Fransız İhtilali pek çok alanda olduğu gibi askerî sahada da yeni bir çığır açtı. Bu süreçte Fransız devrimciler başroldeydiler. Aslında 1763-89 askerî ıslahatları sayesinde Fransa’nın karışık düzen (ordre mixed) diye bilinen güçlü bir muharebe nizamı zaten vardı. Tüfek cenginde azamî yaylım ateşi sağlayan uzun ama ince piyade safları, süngü hücumunda ivme ve tesir gücü yüksek kalın saflı kalabalık kıtalar, araziye serpiştirilmiş hafif avcı kıtaları ve Gribeauval’ın hareketli sahra topçuluğu… Meraklı okur bunun neye benzediğini Mısır Seferi’ni konu alan herhangi bir yağlıboya tabloya bakarak öğrenebilir. Bu sistem kan bağından ziyade yetenek ve liyakatleri sayesinde yükselen subayların emrindeki devasa yurttaş ordusu ile birleşince ortaya adeta bir savaş makinesi çıktı.
İhtilal karşıtı devletlerin işgali altındaki Fransa son çare olarak toplu celb (leveé en masse) ile yüzbinleri askere alarak modern ordunun temelini atmıştır.
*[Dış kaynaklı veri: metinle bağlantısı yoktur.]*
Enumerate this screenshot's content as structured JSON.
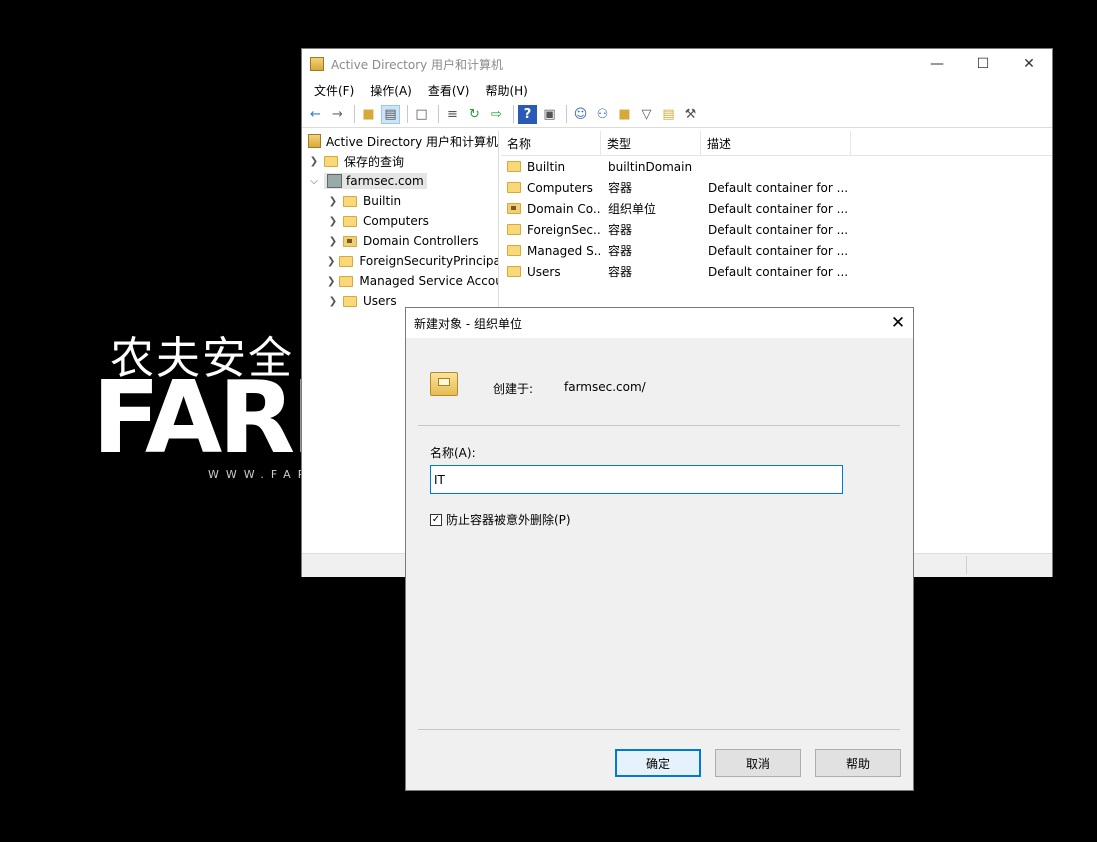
{
  "desktop": {
    "watermark_cn": "农夫安全",
    "watermark_big": "FARM",
    "watermark_url": "WWW.FAR"
  },
  "window": {
    "title": "Active Directory 用户和计算机",
    "controls": {
      "minimize": "—",
      "maximize": "☐",
      "close": "✕"
    },
    "menu": [
      "文件(F)",
      "操作(A)",
      "查看(V)",
      "帮助(H)"
    ],
    "toolbar_icons": [
      "back-arrow-icon",
      "forward-arrow-icon",
      "up-folder-icon",
      "console-tree-icon",
      "copy-icon",
      "properties-icon",
      "refresh-icon",
      "export-icon",
      "help-icon",
      "mmc-icon",
      "user-icon",
      "group-icon",
      "ou-icon",
      "filter-icon",
      "find-icon",
      "delegate-icon"
    ],
    "tree": {
      "root": "Active Directory 用户和计算机",
      "saved_queries": "保存的查询",
      "domain": "farmsec.com",
      "children": [
        "Builtin",
        "Computers",
        "Domain Controllers",
        "ForeignSecurityPrincipals",
        "Managed Service Accounts",
        "Users"
      ]
    },
    "list": {
      "headers": [
        "名称",
        "类型",
        "描述"
      ],
      "rows": [
        {
          "name": "Builtin",
          "type": "builtinDomain",
          "desc": "",
          "ou": false
        },
        {
          "name": "Computers",
          "type": "容器",
          "desc": "Default container for ...",
          "ou": false
        },
        {
          "name": "Domain Co...",
          "type": "组织单位",
          "desc": "Default container for ...",
          "ou": true
        },
        {
          "name": "ForeignSec...",
          "type": "容器",
          "desc": "Default container for ...",
          "ou": false
        },
        {
          "name": "Managed S...",
          "type": "容器",
          "desc": "Default container for ...",
          "ou": false
        },
        {
          "name": "Users",
          "type": "容器",
          "desc": "Default container for ...",
          "ou": false
        }
      ]
    }
  },
  "dialog": {
    "title": "新建对象 - 组织单位",
    "close": "✕",
    "created_in_label": "创建于:",
    "created_in_value": "farmsec.com/",
    "name_label": "名称(A):",
    "name_value": "IT",
    "protect_label": "防止容器被意外删除(P)",
    "protect_checked": true,
    "ok": "确定",
    "cancel": "取消",
    "help": "帮助"
  }
}
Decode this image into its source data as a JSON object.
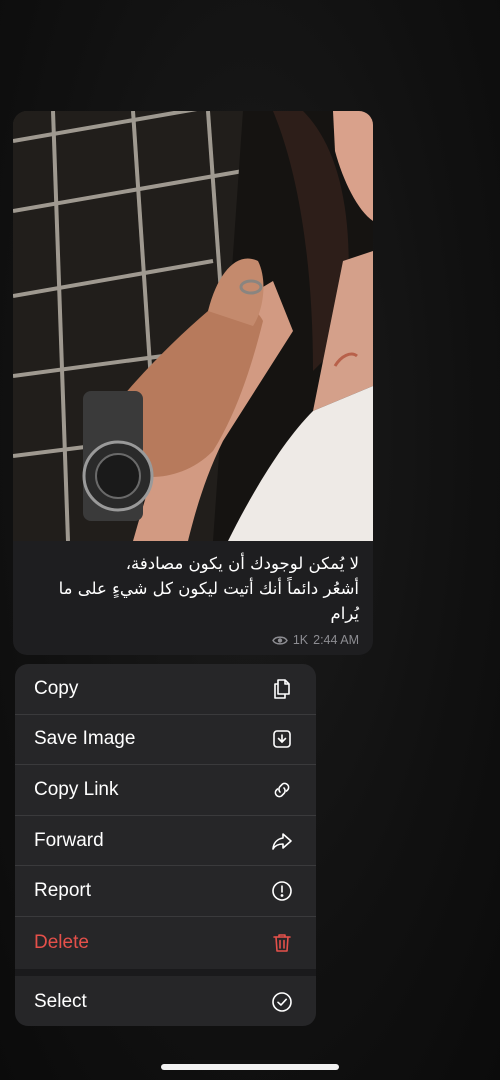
{
  "message": {
    "caption_lines": [
      "لا يُمكن لوجودك أن يكون مصادفة،",
      "أشعُر دائماً أنك أتيت ليكون كل شيءٍ على ما",
      "يُرام"
    ],
    "views": "1K",
    "time": "2:44 AM",
    "photo_icon": "couple-holding-hands-photo"
  },
  "menu": {
    "items": [
      {
        "label": "Copy",
        "icon": "copy-icon"
      },
      {
        "label": "Save Image",
        "icon": "save-image-icon"
      },
      {
        "label": "Copy Link",
        "icon": "link-icon"
      },
      {
        "label": "Forward",
        "icon": "forward-icon"
      },
      {
        "label": "Report",
        "icon": "report-icon"
      },
      {
        "label": "Delete",
        "icon": "trash-icon",
        "color": "#e5504a"
      }
    ],
    "select": {
      "label": "Select",
      "icon": "checkmark-circle-icon"
    }
  },
  "colors": {
    "menu_background": "#262628",
    "danger": "#e5504a",
    "meta_text": "#8d8d92"
  }
}
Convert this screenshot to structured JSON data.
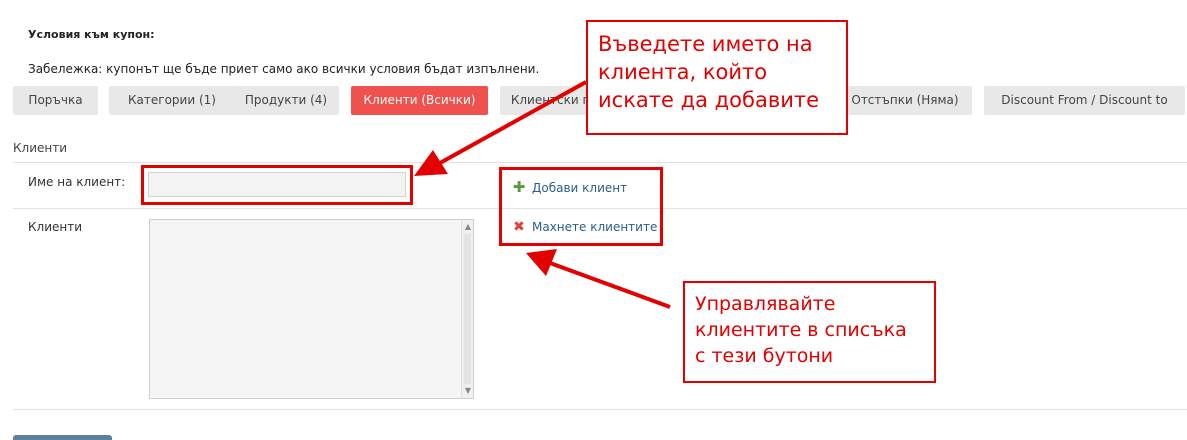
{
  "page": {
    "heading": "Условия към купон:",
    "note": "Забележка: купонът ще бъде приет само ако всички условия бъдат изпълнени."
  },
  "tabs": [
    {
      "label": "Поръчка",
      "active": false
    },
    {
      "label": "Категории (1)",
      "active": false
    },
    {
      "label": "Продукти (4)",
      "active": false
    },
    {
      "label": "Клиенти (Всички)",
      "active": true
    },
    {
      "label": "Клиентски групи",
      "active": false
    },
    {
      "label": "Отстъпки (Няма)",
      "active": false
    },
    {
      "label": "Discount From / Discount to",
      "active": false
    }
  ],
  "section": {
    "title": "Клиенти",
    "customer_name_label": "Име на клиент:",
    "customer_name_value": "",
    "customers_label": "Клиенти"
  },
  "actions": {
    "add_customer": "Добави клиент",
    "remove_customers": "Махнете клиентите"
  },
  "annotations": {
    "top": [
      "Въведете името на",
      "клиента, който",
      "искате да добавите"
    ],
    "bottom": [
      "Управлявайте",
      "клиентите в списъка",
      "с тези бутони"
    ]
  },
  "colors": {
    "accent": "#f0514e",
    "annotation": "#e20000",
    "link": "#2a5d8c",
    "add_icon": "#5a9a3c",
    "remove_icon": "#e0403a"
  },
  "icons": {
    "add": "plus-icon",
    "remove": "cross-icon"
  }
}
Milletin okuluna dönüşen ordu bünyesinde yeni yurtseverlik anlayışını (özgürlük, eşitlik, kardeşlik) özümseyen Fransız köylüsü önce Fransa’yı işgalden kurtardı sonra da ihtilal ilkelerini diğer memleketlere ihraç kastıyla fetih savaşlarına girişti. Bu andan itibaren Fransa 1815’e dek kendisine karşı kurulan koalisyonlarla çetin bir mücadeleye başlamıştır.
Paris’te işlerin karıştığı havadisi üzerine Mısır’dan kaçan Napolyon 1799’da bir darbe ile iktidarı ele geçirince bu savaşlar teknik olarak “Napolyonik Savaşlar” diye anılır oldu. Savaşlar sürerken önce konsül, sonra ömür boyu konsül (1802) ve nihayet imparator (1804) ilan edildi. Napolyon erkek yurttaşlara siyasî ve hukukî eşitlik veren can ve mal güvenliğine dayalı Medeni Kanun ve papalıkla uzlaşma politikası sayesinde yurtta istikrarı sağladı. Fakat devrim ihracını öngören savaşları yayılmacı siyasete alet ederek tüm Avrupa’yı istikrarsızlaştırdı. Fethettiği her memlekette (İspanya ve kısmen İtalya hariç) Medeni Kanun ve temel devrim ilkelerini uygulayarak halk tabakasından çok destekçi buluyordu. Bu bakımdan ihtilalin çocuğuydu.
Gelgelelim, kurduğu rejimin bir de karanlık yüzü vardı: Kocanın tekrar ailenin reisi ilan edilmesi (ki eşlerin eşitliği kadınların sayılı devrim kazanımlarından biriydi), ifade özgürlüğünün kısıtlanması, basın sansürü, gizli polis, siyasî mahkûmlar (1815’de 2500 kişi), devlet propagandasıyla kamu algısını şekillendirme, seçilmişleri değersizleştirme, sadık subaylar ve aile mensuplarından kurulu saadet zinciri tabii ki onu devrim ilkelerinden bir hayli uzaklaştırmıştı.
Napolyon büyük bir taktik dehası olmakla birlikte pek de stratejist değildi. Aşırı özgüvenle gücünün doruğunda olduğu 1809’da bile sürdürülebilir barışı tesis etmek için kılını kıpırdatmadı. Güç zehirlenmesi ile maksimalist planların peşine düştü. Oysa 15 yıllık savaş boyunca hasımları onun taktiklerini önce çözüp sonra benimseyip başarıyla kendisine karşı kullanmaya başlamışlardı. Neydi bu taktikler? Evvela hızlı yürüyüş ve düşmanı muharebeye zorlamaya yönelik taktik manevralar. Sonra sahra topçuluğuna dayalı cenk anlayışı.